A lot of Kentucky’s political junkies believe McConnell, historically ready to cut a deal and who in his 2008 campaign touted his ability to bring federal dollars back to Kentucky, adopted an intransigent tone with President Barack Obama and hawkish positions on issues like the debt ceiling because he feared a tea party challenge in his 2014 re-election bid.
It’s true that many tea party activists in Kentucky aren’t at all happy with McConnell’s role in the deal with Vice President Joe Biden to raise taxes on the wealthy without securing corresponding cuts in spending.
But their frustration doesn’t end there. They’ll say how disappointed they are in the deal and McConnell’s part but then sigh with resignation and concede there is no one who can take him on in a primary.

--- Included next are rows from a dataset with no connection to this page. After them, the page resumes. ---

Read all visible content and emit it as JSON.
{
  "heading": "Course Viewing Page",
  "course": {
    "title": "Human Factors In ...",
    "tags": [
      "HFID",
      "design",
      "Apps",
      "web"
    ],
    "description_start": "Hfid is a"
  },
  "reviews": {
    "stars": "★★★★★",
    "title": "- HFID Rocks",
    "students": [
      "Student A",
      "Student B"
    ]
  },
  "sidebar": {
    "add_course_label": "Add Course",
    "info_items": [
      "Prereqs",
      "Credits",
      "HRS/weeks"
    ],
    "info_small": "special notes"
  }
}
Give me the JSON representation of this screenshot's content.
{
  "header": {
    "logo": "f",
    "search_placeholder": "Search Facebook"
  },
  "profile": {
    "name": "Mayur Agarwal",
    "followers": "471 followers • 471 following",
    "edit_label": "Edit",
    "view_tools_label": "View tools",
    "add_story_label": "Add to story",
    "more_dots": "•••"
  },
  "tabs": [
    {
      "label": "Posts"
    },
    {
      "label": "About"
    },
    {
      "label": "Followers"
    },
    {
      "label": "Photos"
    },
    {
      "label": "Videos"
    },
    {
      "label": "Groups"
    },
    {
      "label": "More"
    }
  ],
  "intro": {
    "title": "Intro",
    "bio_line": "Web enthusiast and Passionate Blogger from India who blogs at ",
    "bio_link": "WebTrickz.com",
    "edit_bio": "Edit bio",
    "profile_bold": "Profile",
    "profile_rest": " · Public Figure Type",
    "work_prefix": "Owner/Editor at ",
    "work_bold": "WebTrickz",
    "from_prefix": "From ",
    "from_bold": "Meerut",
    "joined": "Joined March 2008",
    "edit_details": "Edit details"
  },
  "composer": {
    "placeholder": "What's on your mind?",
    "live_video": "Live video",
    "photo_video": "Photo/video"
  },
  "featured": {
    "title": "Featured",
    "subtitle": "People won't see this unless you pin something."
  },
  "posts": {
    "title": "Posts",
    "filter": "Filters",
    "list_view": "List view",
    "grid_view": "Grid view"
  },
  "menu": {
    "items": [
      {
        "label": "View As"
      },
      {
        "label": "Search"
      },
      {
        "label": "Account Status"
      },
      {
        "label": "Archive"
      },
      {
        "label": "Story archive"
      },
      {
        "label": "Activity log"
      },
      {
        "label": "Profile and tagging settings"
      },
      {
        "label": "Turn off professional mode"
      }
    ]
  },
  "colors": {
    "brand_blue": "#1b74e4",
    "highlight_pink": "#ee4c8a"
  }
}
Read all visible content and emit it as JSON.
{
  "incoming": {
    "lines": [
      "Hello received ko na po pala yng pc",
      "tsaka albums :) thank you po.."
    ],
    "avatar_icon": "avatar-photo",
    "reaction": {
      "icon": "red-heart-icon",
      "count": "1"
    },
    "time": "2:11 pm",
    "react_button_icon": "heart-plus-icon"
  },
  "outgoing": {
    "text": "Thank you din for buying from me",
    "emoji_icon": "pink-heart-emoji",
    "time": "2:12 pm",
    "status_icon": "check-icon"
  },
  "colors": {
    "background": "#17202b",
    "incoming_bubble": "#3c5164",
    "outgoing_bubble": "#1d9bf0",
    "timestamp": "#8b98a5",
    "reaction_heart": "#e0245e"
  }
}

They know Republican 4th District Congressman Thomas Massie, the libertarian disciple of Ron and Rand Paul, won’t likely do it. Massie said this week in a POLITICO article he has no plans to challenge McConnell. They know McConnell and Rand Paul have forged an alliance and an apparent friendship. Paul has publicly said he knows of no one who can or will challenge McConnell.
Jesse Benton worked for the Pauls and now is McConnell’s 2014 campaign manager.
“Sen. Paul and Sen. McConnell have formed a very strong friendship and have realized the two of them can really deliver for Kentucky,” Benton told THE HILL this week.
He might have added they also realize how much they need each other.
If Paul is serious about national aspirations, he needs McConnell’s help with establishment party figures, fundraising and support. McConnell needs Paul’s support to gain some credibility with Paul followers or at least dampen their willingness to challenge him in a primary.